Understanding Linux Process Scheduling

Every running program on Linux is a process, and every CPU core can run exactly one process at a time. The kernel's scheduler decides which process gets the CPU, for how long, and on multi-core systems which core runs it.

1. The Completely Fair Scheduler (CFS)

Since kernel 2.6.23, Linux has used CFS. The core idea: give each process a fair share of the CPU. CFS maintains a red-black tree of runnable processes keyed by virtual runtime (vruntime). The scheduler always picks the process with the smallest vruntime.

# CFS tuning parameters
cat /proc/sys/kernel/sched_latency_ns         # default: 24000000 (24ms)
cat /proc/sys/kernel/sched_min_granularity_ns  # default: 3000000 (3ms)
cat /proc/sys/kernel/sched_wakeup_granularity_ns # default: 4000000 (4ms)
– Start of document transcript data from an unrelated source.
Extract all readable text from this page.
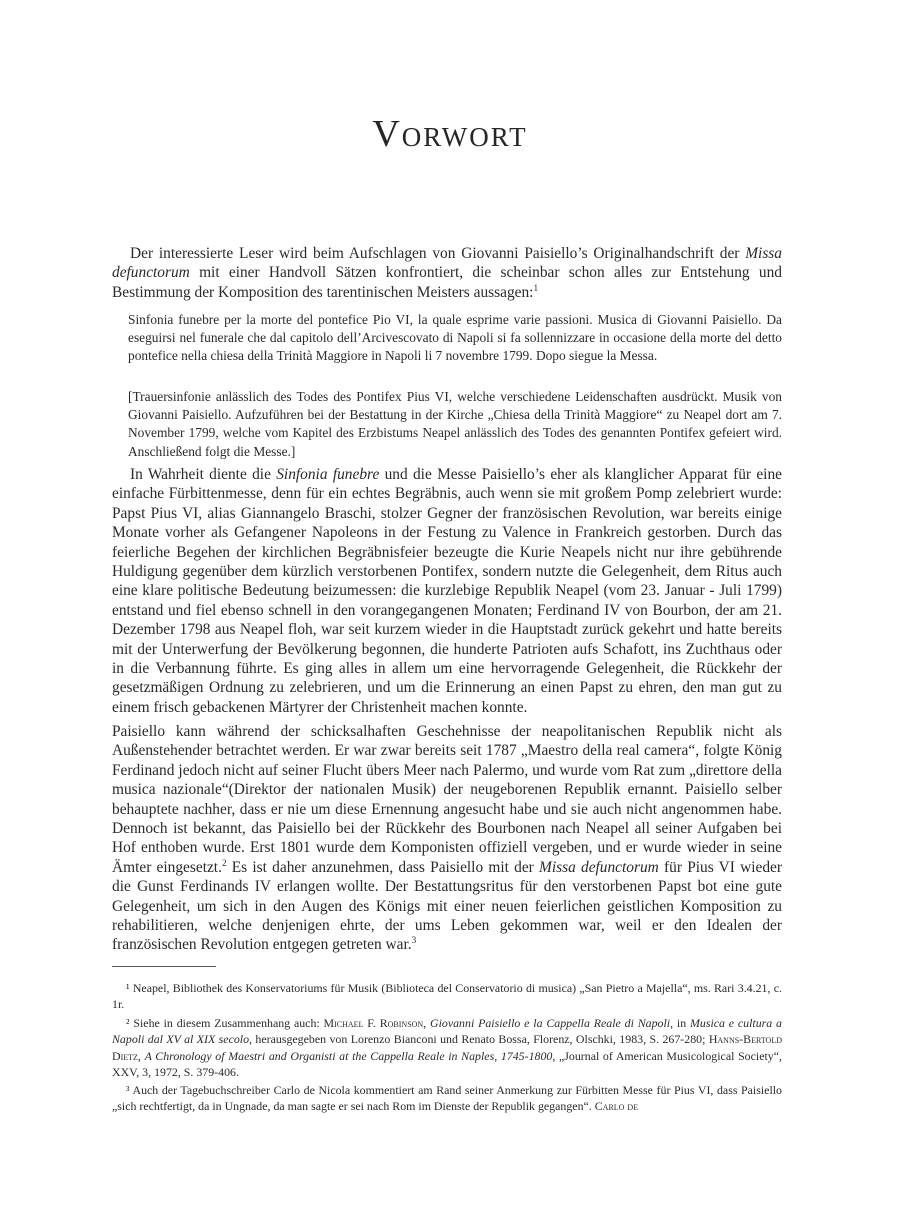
Vorwort

Der interessierte Leser wird beim Aufschlagen von Giovanni Paisiello’s Originalhandschrift der Missa defunctorum mit einer Handvoll Sätzen konfrontiert, die scheinbar schon alles zur Entstehung und Bestimmung der Komposition des tarentinischen Meisters aussagen:$^1$

Sinfonia funebre per la morte del pontefice Pio VI, la quale esprime varie passioni. Musica di Giovanni Paisiello. Da eseguirsi nel funerale che dal capitolo dell’Arcivescovato di Napoli si fa sollennizzare in occasione della morte del detto pontefice nella chiesa della Trinità Maggiore in Napoli li 7 novembre 1799. Dopo siegue la Messa.

[Trauersinfonie anlässlich des Todes des Pontifex Pius VI, welche verschiedene Leidenschaften ausdrückt. Musik von Giovanni Paisiello. Aufzuführen bei der Bestattung in der Kirche „Chiesa della Trinità Maggiore“ zu Neapel dort am 7. November 1799, welche vom Kapitel des Erzbistums Neapel anlässlich des Todes des genannten Pontifex gefeiert wird. Anschließend folgt die Messe.]

In Wahrheit diente die Sinfonia funebre und die Messe Paisiello’s eher als klanglicher Apparat für eine einfache Fürbittenmesse, denn für ein echtes Begräbnis, auch wenn sie mit großem Pomp zelebriert wurde: Papst Pius VI, alias Giannangelo Braschi, stolzer Gegner der französischen Revolution, war bereits einige Monate vorher als Gefangener Napoleons in der Festung zu Valence in Frankreich gestorben. Durch das feierliche Begehen der kirchlichen Begräbnisfeier bezeugte die Kurie Neapels nicht nur ihre gebührende Huldigung gegenüber dem kürzlich verstorbenen Pontifex, sondern nutzte die Gelegenheit, dem Ritus auch eine klare politische Bedeutung beizumessen: die kurzlebige Republik Neapel (vom 23. Januar - Juli 1799) entstand und fiel ebenso schnell in den vorangegangenen Monaten; Ferdinand IV von Bourbon, der am 21. Dezember 1798 aus Neapel floh, war seit kurzem wieder in die Hauptstadt zurück gekehrt und hatte bereits mit der Unterwerfung der Bevölkerung begonnen, die hunderte Patrioten aufs Schafott, ins Zuchthaus oder in die Verbannung führte. Es ging alles in allem um eine hervorragende Gelegenheit, die Rückkehr der gesetzmäßigen Ordnung zu zelebrieren, und um die Erinnerung an einen Papst zu ehren, den man gut zu einem frisch gebackenen Märtyrer der Christenheit machen konnte.

Paisiello kann während der schicksalhaften Geschehnisse der neapolitanischen Republik nicht als Außenstehender betrachtet werden. Er war zwar bereits seit 1787 „Maestro della real camera“, folgte König Ferdinand jedoch nicht auf seiner Flucht übers Meer nach Palermo, und wurde vom Rat zum „direttore della musica nazionale“(Direktor der nationalen Musik) der neugeborenen Republik ernannt. Paisiello selber behauptete nachher, dass er nie um diese Ernennung angesucht habe und sie auch nicht angenommen habe. Dennoch ist bekannt, das Paisiello bei der Rückkehr des Bourbonen nach Neapel all seiner Aufgaben bei Hof enthoben wurde. Erst 1801 wurde dem Komponisten offiziell vergeben, und er wurde wieder in seine Ämter eingesetzt.$^2$ Es ist daher anzunehmen, dass Paisiello mit der Missa defunctorum für Pius VI wieder die Gunst Ferdinands IV erlangen wollte. Der Bestattungsritus für den verstorbenen Papst bot eine gute Gelegenheit, um sich in den Augen des Königs mit einer neuen feierlichen geistlichen Komposition zu rehabilitieren, welche denjenigen ehrte, der ums Leben gekommen war, weil er den Idealen der französischen Revolution entgegen getreten war.$^3$

¹ Neapel, Bibliothek des Konservatoriums für Musik (Biblioteca del Conservatorio di musica) „San Pietro a Majella“, ms. Rari 3.4.21, c. 1r.

² Siehe in diesem Zusammenhang auch: Michael F. Robinson, Giovanni Paisiello e la Cappella Reale di Napoli, in Musica e cultura a Napoli dal XV al XIX secolo, herausgegeben von Lorenzo Bianconi und Renato Bossa, Florenz, Olschki, 1983, S. 267-280; Hanns-Bertold Dietz, A Chronology of Maestri and Organisti at the Cappella Reale in Naples, 1745-1800, „Journal of American Musicological Society“, XXV, 3, 1972, S. 379-406.

³ Auch der Tagebuchschreiber Carlo de Nicola kommentiert am Rand seiner Anmerkung zur Fürbitten Messe für Pius VI, dass Paisiello „sich rechtfertigt, da in Ungnade, da man sagte er sei nach Rom im Dienste der Republik gegangen“. Carlo de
2. Nice Values and Priority

nice values range from -20 (highest priority) to +19 (lowest priority). Default is 0.

# Set nice value
nice -n 10 ./my-app
renice -n 10 -p <pid>

# Check current nice values
ps -eo pid,nice,pri,cmd | head -20

How nice values affect CFS: Each nice increment multiplies the weight by ~1.25:

Nice Value Weight CPU Share (vs nice 0)
-20 88761 ~86x more
-10 9548 ~9.3x more
0 1024 1x (baseline)
10 110 ~0.11x
19 15 ~0.015x

3. cgroups CPU Controller

cgroups control groups of processes — what Docker and Kubernetes use:

# CPU shares (relative weight)
echo 512 > /sys/fs/cgroup/cpu/mygroup/cpu.shares

# CPU quota (hard limit: max 0.5 cores)
echo 50000 > /sys/fs/cgroup/cpu/mygroup/cpu.cfs_quota_us
echo 100000 > /sys/fs/cgroup/cpu/mygroup/cpu.cfs_period_us

cpu.shares vs cpu.cfs_quota_us:

Setting Behavior Use Case
cpu.shares Proportional (soft) — matters only under contention Allocating CPU across services
cpu.cfs_quota_us Absolute (hard) limit Protecting a service from runaway neighbors

In Docker:

docker run --cpu-shares=512 my-image      # relative weight
docker run --cpus=0.5 my-image            # 50% of one core
docker run --cpus=2 my-image              # 2 full cores

Real example: Three containers with shares 1024, 1024, 2048. Under contention: A gets 25%, B gets 25%, C gets 50%. If C is idle, A and B each get up to 50%.

4. Real-Time Scheduling Policies

# Check scheduling policy
chrt -p <pid>

# Set FIFO real-time priority 50
chrt -f -p 50 <pid>

# Set Round-Robin real-time priority 80
chrt -r -p 80 <pid>

# List all policies
chrt -m
Policy Flag Behavior
SCHED_OTHER Default CFS — fair sharing
SCHED_BATCH -b Like OTHER but deschedules on wakeup
SCHED_IDLE -i Very low priority — only runs when CPU is idle
SCHED_FIFO -f First-in, first-out real-time (preempts all OTHER)
SCHED_RR -r Round-robin real-time (FIFO with time slices)

5. NUMA and CPU Pinning

# Check NUMA topology
numactl --hardware

# Run on specific NUMA node
numactl --cpunodebind=0 --membind=0 ./my-app

# Pin to specific CPUs
taskset -c 0-3 ./my-app

6. Debugging Scheduling

# Context switches
pidstat -w -p <pid> 1 5

# System-wide context switches
vmstat 1 5

# Run queue length (load average)
cat /proc/loadavg

# CPU migration stats
cat /proc/<pid>/sched | grep -E 'nr_switches|nr_migrations'

Quick Reference

chrt -p <pid>                     # check scheduling policy
taskset -cp 0-3 <pid>             # set CPU affinity
cat /sys/fs/cgroup/cpu/.../cpu.*  # check cgroup limits
mpstat -P ALL 1 5                 # per-CPU utilization

Understanding the scheduler isn't academic — it directly affects how your application behaves under load. When that "mysterious latency spike" occurs, knowing whether it's CPU contention, a scheduling policy issue, or a cgroup limit is the difference between hours of guesswork and minutes of diagnosis.